4

while transfer learning / fine-tuning recent language models, such as BERT and XLNET, is by far a very common practice, how is this for GloVe?

Basically, I see two options when using GloVe to get dense vector representations that can be used by downstream NNs.

1) Fine-tune GloVe embeddings (in pytorch terms, gradient enabled)

2) Just use the embeddings without gradient.

For instance, given GloVe's embeddings matrix, I do

embed = nn.Embedding.from_pretrained(torch.tensor(embedding_matrix, dtype=torch.float))
...
dense = nn.Linear(...)

Is it best practice to solely use GloVe to get vector representation (and only train the dense layer and potentially other layers) or would one fine-tune the embeddings matrix, too?

pedjjj
  • 958
  • 3
  • 18
  • 40

2 Answers2

14

You should absolutely fine-tune your word embedding matrix. Here is the thing, when you initialize the word embedding matrix with the GloVe word embeddings, your word embeddings will already capture most of the semantic properties of the data. However, you want your word embeddings to be tailored to the task your solving i.e task specific (Check Yang). Now, assuming that you don't have enough data in your dataset, you can't learn the word embedding matrix on your own (If you initialize the word embedding matrix with random vectors). Because of that, you want to initialize it with vectors that have been trained on huge datasets and are general.

One really important thing to keep in mind → Because the rest of your model is going to be initialized randomly, when you start training your word embedding matrix may suffer from catastrophic forgetting (Check the work of Howard and Ruder and Kirkpatrick et al.), i.e., the gradients will be huge because your model will drastically underfit the data for the first few batches, and you will lose the initial vectors completely. You can overcome this by:

  1. For the first several epochs don't fine-tune the word embedding matrix, just keep it as it is: embeddings = nn.Embedding.from_pretrained(glove_vectors, freeze=True).

  2. After the rest of the model has learned to fit your training data, decrease the learning rate, unfreeze the your embedding module embeddings.weight.requires_grad = True, and continue training.

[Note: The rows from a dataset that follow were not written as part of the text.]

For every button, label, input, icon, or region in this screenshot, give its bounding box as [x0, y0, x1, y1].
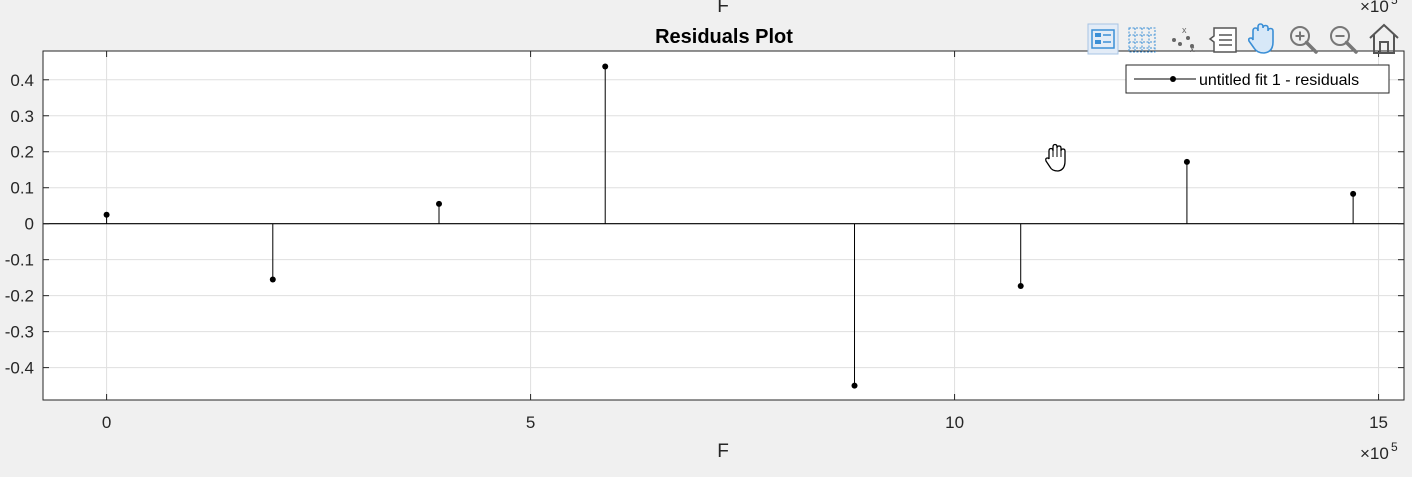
residual-point[interactable]	[436, 200, 443, 207]
axes-toolbar: x x	[1087, 23, 1399, 55]
top-x-exponent-value: 5	[1391, 0, 1398, 7]
y-tick-label: 0	[25, 215, 34, 234]
top-x-axis-label: F	[717, 0, 729, 17]
axes-frame	[42, 50, 1405, 401]
residual-point[interactable]	[269, 276, 276, 283]
zoom-in-icon[interactable]	[1290, 26, 1318, 54]
x-tick-labels: 0 5 10 15	[102, 413, 1388, 432]
legend[interactable]: untitled fit 1 - residuals	[1125, 64, 1390, 94]
y-tick-labels: 0.4 0.3 0.2 0.1 0 -0.1 -0.2 -0.3 -0.4	[5, 71, 34, 378]
brush-icon[interactable]	[1208, 27, 1237, 53]
residual-point[interactable]	[602, 63, 609, 70]
svg-text:x: x	[1182, 25, 1187, 35]
residual-point[interactable]	[1017, 282, 1024, 289]
top-x-multiplier: ×10	[1360, 0, 1389, 16]
legend-marker-sample	[1170, 76, 1176, 82]
plot-area[interactable]	[43, 51, 1404, 400]
x-exponent-value: 5	[1391, 440, 1398, 454]
legend-entry-label: untitled fit 1 - residuals	[1199, 72, 1359, 89]
x-multiplier: ×10	[1360, 444, 1389, 463]
svg-text:x: x	[1190, 44, 1195, 54]
x-tick-label: 15	[1369, 413, 1388, 432]
x-tick-label: 5	[526, 413, 535, 432]
residual-point[interactable]	[103, 211, 110, 218]
x-exponent: ×10 5	[1360, 440, 1398, 463]
x-tick-label: 10	[945, 413, 964, 432]
residual-point[interactable]	[1183, 158, 1190, 165]
x-axis-label: F	[717, 441, 729, 462]
stem-series	[103, 63, 1357, 389]
pan-icon[interactable]	[1247, 23, 1274, 54]
x-tick-label: 0	[102, 413, 111, 432]
axis-ticks	[43, 51, 1404, 400]
residual-point[interactable]	[1350, 190, 1357, 197]
data-cursor-icon[interactable]: x x	[1172, 25, 1195, 54]
zoom-out-icon[interactable]	[1330, 26, 1358, 54]
legend-icon[interactable]	[1087, 23, 1119, 55]
top-x-exponent: ×10 5	[1360, 0, 1398, 16]
home-icon[interactable]	[1369, 23, 1399, 54]
y-tick-label: -0.2	[5, 287, 34, 306]
y-tick-label: 0.4	[10, 71, 34, 90]
y-tick-label: 0.3	[10, 107, 34, 126]
residual-point[interactable]	[851, 382, 858, 389]
hand-cursor-icon	[1045, 143, 1066, 172]
y-tick-label: -0.4	[5, 359, 34, 378]
grid-icon[interactable]	[1128, 27, 1156, 53]
y-tick-label: -0.1	[5, 251, 34, 270]
y-tick-label: 0.1	[10, 179, 34, 198]
y-tick-label: 0.2	[10, 143, 34, 162]
chart-title: Residuals Plot	[655, 26, 793, 48]
y-tick-label: -0.3	[5, 323, 34, 342]
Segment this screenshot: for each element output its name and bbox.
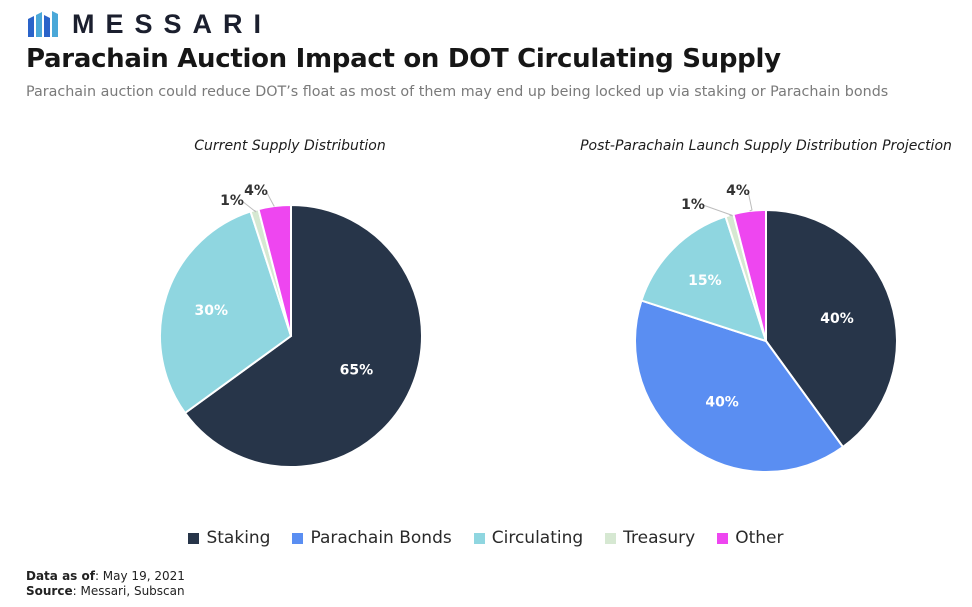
legend-item-parachain-bonds: Parachain Bonds	[292, 528, 452, 548]
legend-item-other: Other	[717, 528, 784, 548]
legend-swatch-other	[717, 532, 729, 544]
legend-label-circulating: Circulating	[491, 528, 584, 548]
pie-2-label-treasury: 1%	[681, 197, 705, 213]
legend-label-treasury: Treasury	[623, 528, 696, 548]
legend-label-staking: Staking	[206, 528, 271, 548]
page-subtitle: Parachain auction could reduce DOT’s flo…	[26, 84, 889, 100]
pie-1-slice-circulating	[159, 210, 293, 415]
legend-item-staking: Staking	[188, 528, 270, 548]
chart-title-2: Post-Parachain Launch Supply Distributio…	[580, 138, 952, 154]
pie-2-slice-other	[732, 208, 767, 342]
source-label: Source	[26, 584, 73, 598]
source: Source: Messari, Subscan	[26, 584, 185, 599]
pie-2-slice-staking	[765, 208, 898, 449]
pie-1-label-other: 4%	[244, 183, 268, 199]
pie-1-label-staking: 65%	[340, 362, 374, 378]
pie-2-leader-treasury	[702, 204, 735, 217]
page-title: Parachain Auction Impact on DOT Circulat…	[26, 44, 781, 74]
pie-1-leader-treasury	[241, 200, 257, 213]
pie-1-label-treasury: 1%	[220, 193, 244, 209]
brand-name: MESSARI	[72, 8, 273, 39]
legend-item-circulating: Circulating	[473, 528, 584, 548]
legend-swatch-staking	[188, 532, 200, 544]
legend-swatch-treasury	[605, 532, 617, 544]
pie-1-slice-staking	[183, 203, 423, 468]
pie-2-label-staking: 40%	[820, 311, 854, 327]
data-as-of-value: : May 19, 2021	[94, 569, 185, 583]
pie-2-label-parachain-bonds: 40%	[705, 394, 739, 410]
legend-swatch-circulating	[473, 532, 485, 544]
pie-2-label-other: 4%	[726, 183, 750, 199]
legend: Staking Parachain Bonds Circulating Trea…	[0, 528, 972, 548]
source-value: : Messari, Subscan	[72, 584, 185, 598]
legend-label-parachain-bonds: Parachain Bonds	[310, 528, 452, 548]
data-as-of: Data as of: May 19, 2021	[26, 569, 185, 584]
legend-label-other: Other	[735, 528, 784, 548]
data-as-of-label: Data as of	[26, 569, 95, 583]
brand: MESSARI	[26, 8, 272, 40]
chart-title-1: Current Supply Distribution	[194, 138, 385, 154]
pie-2-leader-other	[747, 190, 753, 212]
pie-2-slice-parachain-bonds	[634, 299, 845, 473]
footer: Data as of: May 19, 2021 Source: Messari…	[26, 569, 185, 599]
pie-2-label-circulating: 15%	[688, 273, 722, 289]
pie-1-leader-other	[265, 190, 275, 207]
legend-item-treasury: Treasury	[605, 528, 695, 548]
charts-area: Current Supply Distribution65%30%1%4%Pos…	[159, 138, 952, 473]
messari-logo-icon	[28, 11, 58, 37]
pie-1-label-circulating: 30%	[195, 303, 229, 319]
legend-swatch-parachain-bonds	[292, 532, 304, 544]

By following the above mentioned steps, you will get the best of both worlds. In other words, your word embeddings will still capture semantic properties while being tailored for your own downstream task. Finally, there are works (Check Ye Zhang for example) showing that it is fine to fine-tune immediately, but I would opt for the safer option.

gorjan
  • 5,405
  • 2
  • 20
  • 40
  • If the optimum number of epochs is relatively small, e.g., 3-5, it would probably make sense to immediately fine-tune the embeddings as well, right? – pedjjj Nov 06 '19 at 17:58
  • Awesome question! No, not at all, you could train the model with frozen embedding matrix until convergence (Actually, it is the recommended way to do it), and then unfreeze the embedding matrix and let the model train for a couple of epochs. – gorjan Nov 06 '19 at 18:12
  • Cool, thank you! Do you happen to have a citable reference to such procedure? – pedjjj Nov 06 '19 at 18:14
  • 2
    The paper from [Howard and Ruder](https://arxiv.org/abs/1801.06146) (also included in the answer) is a really good source for transfer learning in NLP. Although it goes through the case of language model fine-tuning, the suggested methods are applicable elsewhere. – gorjan Nov 06 '19 at 18:18
  • 2
    Thank you, that's pretty useful! :) – pedjjj Nov 07 '19 at 11:20
2

There is no reason not to fine-tune the GloVe embeddings in order to have better score for your final task, except if you have to keep a link with another model which uses the original embeddings (for interpreting your results for instance).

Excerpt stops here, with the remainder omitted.